||The interfacial regions separating different grains in polycrystalline materials, while occupying only a small fraction of total volume, largely control the system’s properties, including mechanics, mass/heat transfer, radiation resistance, etc. The misorientation angle has been widely used to describe the structures of grain boundaries (GBs), but only a few types of GBs (i.e., ones with low energy and some special “coincidence number” Σ) are well understood at the current stage. In reality, given the large variety of possible metastable states, the higher disorder levels at interfaces, and their different responses to external stimuli, global equilibrium is rarely achieved in GBs of poly- or nano-crystalline materials. The large scale of non-equilibrium metastable states and the thermodynamics and kinetics therein play decisive roles in determining GB properties and their microstructural evolution.
This symposium aims to accelerate the development of new concepts and methodologies to effectively describe GBs. The role of disorder at interfaces, the broad distributions of energies and activation barriers, and their interplay with complex or extreme environments will be subjects of particular focus. Both theoretical (including modeling and simulation) and experimental studies are encouraged. The topics of interest to this symposium include, but are not limited to, the following:
• Energetics and activation barriers spectra in materials with high level of disorder (e.g., grain boundaries, amorphous states, etc.)

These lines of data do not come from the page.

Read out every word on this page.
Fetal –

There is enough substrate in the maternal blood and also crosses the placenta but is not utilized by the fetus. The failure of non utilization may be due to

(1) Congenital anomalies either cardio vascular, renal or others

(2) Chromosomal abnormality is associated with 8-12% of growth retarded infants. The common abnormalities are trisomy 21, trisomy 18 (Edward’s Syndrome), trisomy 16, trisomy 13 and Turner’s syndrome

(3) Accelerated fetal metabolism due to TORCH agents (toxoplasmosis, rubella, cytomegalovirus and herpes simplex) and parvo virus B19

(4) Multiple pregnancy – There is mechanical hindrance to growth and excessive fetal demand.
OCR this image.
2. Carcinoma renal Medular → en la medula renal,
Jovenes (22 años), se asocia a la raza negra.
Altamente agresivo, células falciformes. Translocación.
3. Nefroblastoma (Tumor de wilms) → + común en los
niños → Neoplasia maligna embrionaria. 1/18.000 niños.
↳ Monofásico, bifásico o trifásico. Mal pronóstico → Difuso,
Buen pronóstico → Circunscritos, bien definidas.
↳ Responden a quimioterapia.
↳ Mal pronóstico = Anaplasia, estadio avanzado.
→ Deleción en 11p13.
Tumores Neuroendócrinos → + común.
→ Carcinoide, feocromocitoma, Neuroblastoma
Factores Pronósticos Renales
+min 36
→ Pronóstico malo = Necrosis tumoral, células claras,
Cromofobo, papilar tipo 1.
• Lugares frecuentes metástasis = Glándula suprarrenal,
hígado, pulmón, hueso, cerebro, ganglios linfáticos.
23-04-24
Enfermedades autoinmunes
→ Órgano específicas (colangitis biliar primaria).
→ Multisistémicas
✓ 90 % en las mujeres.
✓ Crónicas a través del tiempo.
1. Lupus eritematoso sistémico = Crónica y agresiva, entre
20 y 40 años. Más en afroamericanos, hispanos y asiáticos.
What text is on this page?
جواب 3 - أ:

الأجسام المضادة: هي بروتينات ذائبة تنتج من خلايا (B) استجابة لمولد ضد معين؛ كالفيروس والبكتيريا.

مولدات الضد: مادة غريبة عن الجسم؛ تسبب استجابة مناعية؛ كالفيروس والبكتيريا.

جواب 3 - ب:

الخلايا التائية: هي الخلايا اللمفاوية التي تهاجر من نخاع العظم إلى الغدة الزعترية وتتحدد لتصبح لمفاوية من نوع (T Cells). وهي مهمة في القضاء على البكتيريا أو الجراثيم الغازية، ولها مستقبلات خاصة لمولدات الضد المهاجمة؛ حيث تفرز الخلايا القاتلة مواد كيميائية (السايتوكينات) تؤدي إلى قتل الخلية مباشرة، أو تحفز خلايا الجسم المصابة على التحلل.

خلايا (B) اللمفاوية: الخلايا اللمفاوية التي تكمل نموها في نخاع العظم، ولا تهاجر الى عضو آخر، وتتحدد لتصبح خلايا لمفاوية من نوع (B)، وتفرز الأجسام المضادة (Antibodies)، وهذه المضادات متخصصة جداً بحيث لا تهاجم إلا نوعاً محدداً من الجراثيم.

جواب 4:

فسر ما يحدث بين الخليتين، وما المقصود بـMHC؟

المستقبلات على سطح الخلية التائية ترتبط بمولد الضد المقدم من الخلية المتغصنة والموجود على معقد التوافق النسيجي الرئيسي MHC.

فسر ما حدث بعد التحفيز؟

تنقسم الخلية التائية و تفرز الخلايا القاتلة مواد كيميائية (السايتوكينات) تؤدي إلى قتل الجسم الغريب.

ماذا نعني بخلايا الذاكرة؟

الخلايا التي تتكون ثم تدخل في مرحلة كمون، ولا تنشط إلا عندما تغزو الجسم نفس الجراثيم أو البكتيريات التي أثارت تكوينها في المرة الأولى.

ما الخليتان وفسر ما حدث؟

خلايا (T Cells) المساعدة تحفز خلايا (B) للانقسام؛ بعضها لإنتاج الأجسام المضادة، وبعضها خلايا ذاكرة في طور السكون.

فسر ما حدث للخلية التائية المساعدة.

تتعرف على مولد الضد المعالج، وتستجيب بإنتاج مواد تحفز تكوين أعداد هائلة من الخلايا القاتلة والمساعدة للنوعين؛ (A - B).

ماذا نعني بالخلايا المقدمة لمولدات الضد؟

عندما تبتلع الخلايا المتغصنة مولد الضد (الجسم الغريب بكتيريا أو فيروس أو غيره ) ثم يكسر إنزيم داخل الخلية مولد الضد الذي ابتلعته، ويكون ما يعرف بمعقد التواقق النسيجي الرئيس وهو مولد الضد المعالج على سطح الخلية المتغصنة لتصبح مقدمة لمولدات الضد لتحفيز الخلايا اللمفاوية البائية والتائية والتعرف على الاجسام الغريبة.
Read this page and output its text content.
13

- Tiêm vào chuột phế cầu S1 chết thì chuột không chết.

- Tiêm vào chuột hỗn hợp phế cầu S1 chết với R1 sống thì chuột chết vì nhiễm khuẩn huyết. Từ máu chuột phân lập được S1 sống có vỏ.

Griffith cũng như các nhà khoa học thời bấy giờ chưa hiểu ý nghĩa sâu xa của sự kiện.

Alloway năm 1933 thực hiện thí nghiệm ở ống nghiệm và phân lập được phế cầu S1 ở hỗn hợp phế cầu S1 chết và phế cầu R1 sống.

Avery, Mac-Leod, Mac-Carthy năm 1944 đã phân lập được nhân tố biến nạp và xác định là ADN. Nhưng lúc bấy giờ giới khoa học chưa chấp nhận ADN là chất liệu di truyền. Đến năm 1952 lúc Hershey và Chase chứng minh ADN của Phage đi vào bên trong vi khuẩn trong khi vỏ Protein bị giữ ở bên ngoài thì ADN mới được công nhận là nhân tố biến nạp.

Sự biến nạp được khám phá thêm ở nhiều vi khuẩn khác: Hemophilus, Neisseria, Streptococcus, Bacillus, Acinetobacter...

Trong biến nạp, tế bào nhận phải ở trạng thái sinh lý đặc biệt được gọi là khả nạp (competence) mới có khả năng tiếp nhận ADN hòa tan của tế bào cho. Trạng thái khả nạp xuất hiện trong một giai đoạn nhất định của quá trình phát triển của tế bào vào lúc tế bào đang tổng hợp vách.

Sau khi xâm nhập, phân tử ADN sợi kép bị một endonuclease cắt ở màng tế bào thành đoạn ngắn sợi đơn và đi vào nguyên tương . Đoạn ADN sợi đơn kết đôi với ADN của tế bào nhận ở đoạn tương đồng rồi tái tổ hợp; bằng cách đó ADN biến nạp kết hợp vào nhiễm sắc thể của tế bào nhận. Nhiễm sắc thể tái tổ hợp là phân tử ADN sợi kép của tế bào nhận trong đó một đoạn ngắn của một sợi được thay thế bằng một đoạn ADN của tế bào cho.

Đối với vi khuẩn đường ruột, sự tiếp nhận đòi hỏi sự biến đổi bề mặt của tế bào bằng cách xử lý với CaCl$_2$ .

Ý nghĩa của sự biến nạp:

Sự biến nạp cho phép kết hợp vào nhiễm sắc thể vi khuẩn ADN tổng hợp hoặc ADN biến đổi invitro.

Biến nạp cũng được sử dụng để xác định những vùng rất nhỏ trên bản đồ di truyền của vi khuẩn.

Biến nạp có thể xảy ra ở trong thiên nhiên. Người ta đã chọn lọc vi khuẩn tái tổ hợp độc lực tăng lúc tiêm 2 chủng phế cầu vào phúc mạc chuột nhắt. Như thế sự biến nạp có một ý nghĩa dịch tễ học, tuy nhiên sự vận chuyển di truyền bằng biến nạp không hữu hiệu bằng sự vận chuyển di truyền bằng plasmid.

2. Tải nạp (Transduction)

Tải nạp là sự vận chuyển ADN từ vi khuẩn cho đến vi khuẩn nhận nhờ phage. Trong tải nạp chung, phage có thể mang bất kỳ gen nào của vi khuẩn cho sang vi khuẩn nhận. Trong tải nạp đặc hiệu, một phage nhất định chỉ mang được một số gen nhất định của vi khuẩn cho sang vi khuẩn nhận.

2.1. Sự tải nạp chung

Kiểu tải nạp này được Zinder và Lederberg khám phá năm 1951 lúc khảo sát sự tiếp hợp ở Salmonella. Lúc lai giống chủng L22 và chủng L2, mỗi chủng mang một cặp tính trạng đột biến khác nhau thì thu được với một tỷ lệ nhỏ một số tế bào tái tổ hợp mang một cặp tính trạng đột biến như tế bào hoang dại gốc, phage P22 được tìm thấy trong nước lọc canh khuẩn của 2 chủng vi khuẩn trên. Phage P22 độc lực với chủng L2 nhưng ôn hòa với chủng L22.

• Non-equilibrium thermodynamics and metastability of grain boundaries
• Novel experimental, theoretical, and data-driven techniques for microstructural characterization of interfaces
• Relationships between structure (atomic or crystallographic) and grain boundary properties
• Interactions between interfaces and extrinsic defects (e.g., dislocations, point defects, impurities, etc.) and their mechanical consequences
• Grain boundary kinetics and phase transformations at different external stimuli (e.g., mechanical loading, irradiation, thermal cycling, etc.)
• Interfaces beyond grain boundaries, such as crystalline-amorphous interfaces in hierarchical structures, precipitate-matrix interfaces in multi-element alloys, etc.